EU3 went a major step into "sandbox" territory as opposed to "historical grand strategy game". It was perceived, at the time, as being as big a departure from EU2 as EU4 from EU3; just as you now find the same flaws with everything from CK2 onward (as I do). Here is a post by ubik (!) that gives you a glimpse of the argument:
https://forum.paradoxplaza.com/forum/threads/is-eu3-better-than-eu2.348269/page-2 Also featured: players complaining about PDX selling patches as "expansions" in 2008. Stat crux dum volvitur orbis...
But I admit that with said "expansions", Gen 3 PDX is only "decline" in the sense of "ruining my purestrain genre". Final-form EU3/HOI3/Vic2 are all fine games I still play. And privately mod, to align more with historical plausibility.
FWIW, I do not want a "remastered Civ 4" from Civ 7; as mentioned I think "Civ 6 but the AI is good" would actually make for a fantastic Civ 7.
Prejudice against mods comes from my self-loathing "libertarian" tendencies (counterbalanced by a strong aversion to "historical materialism"). As in: I love anyone for rejecting corporatist "wealth" structures and attention to "economy", and yet I immediately also distrust them for it (because where is the "existential" pressure? Sometimes it's still there, but it requires extraordinary, religious inward "motivation"/guidance -- so as not to give in to sin, excess, leisure -- and build only what is truly necessary. I realize this is an argument of faith much more than reason I require here. Essentially my exegesis of what it means to "make friends with the unfair Mammon".)
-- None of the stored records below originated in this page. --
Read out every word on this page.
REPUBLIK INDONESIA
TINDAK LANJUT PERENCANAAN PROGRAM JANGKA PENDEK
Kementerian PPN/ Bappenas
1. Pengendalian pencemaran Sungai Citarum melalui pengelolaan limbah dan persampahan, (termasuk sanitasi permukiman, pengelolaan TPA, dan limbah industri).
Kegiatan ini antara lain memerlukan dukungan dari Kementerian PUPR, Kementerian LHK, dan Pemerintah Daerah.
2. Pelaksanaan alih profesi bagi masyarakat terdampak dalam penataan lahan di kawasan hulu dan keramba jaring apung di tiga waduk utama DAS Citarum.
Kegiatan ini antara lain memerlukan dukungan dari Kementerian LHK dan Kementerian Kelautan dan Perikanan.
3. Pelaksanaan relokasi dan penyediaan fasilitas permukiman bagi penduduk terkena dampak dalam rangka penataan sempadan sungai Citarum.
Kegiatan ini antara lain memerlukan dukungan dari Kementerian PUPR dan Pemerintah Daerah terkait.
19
Certain mods seem to actively violate my (or Sid's, or Soren Johnson's) vision of strategy game design. (To illustrate, even better than Civ 4 design-wise to me is Go.) I had a specific one in mind as egregiously exemplary when railing against modding up there. You can probably imagine which one. But of course, cultures and creeds will constantly clash. I have no more authority in your eyes to declare something good or bad than what you award me for your own reasons. I do not believe there is a "dialectical" process in which my opinion must participate -- more in an endlessly-recurring storm. But enough of that.
It could certainly be that Realism Invictus is a far superior game to Civ 4, but these days, I would rather become good at a game I'm already familiar with
and which has fantastic communities of scholars attached to it (e.g. Strategy & Tips). Of course RI might have its gurus just as well, but given that Civ 4 has stayed the same for over 15 years while RI is still in development, it is almost by definition impossible for the knowledge bases to be on the same level. And I do not trust myself to have the intelligence to figure out groundbreaking RI stuff myself any time soon. To wit, in another turn-based strategy game I've played quite to my exhaustion, it took me about 5 years to start being able to innovate and "win".
PS. Even though I've also been playing since 2005 (as a kid on Settler having even less of an idea of strategy than I do now), I have not won, or even played, Civ 4 Deity yet. Recent efforts in Nobles' Club are meant to get me there one day.
Do these answers satisfy your interest?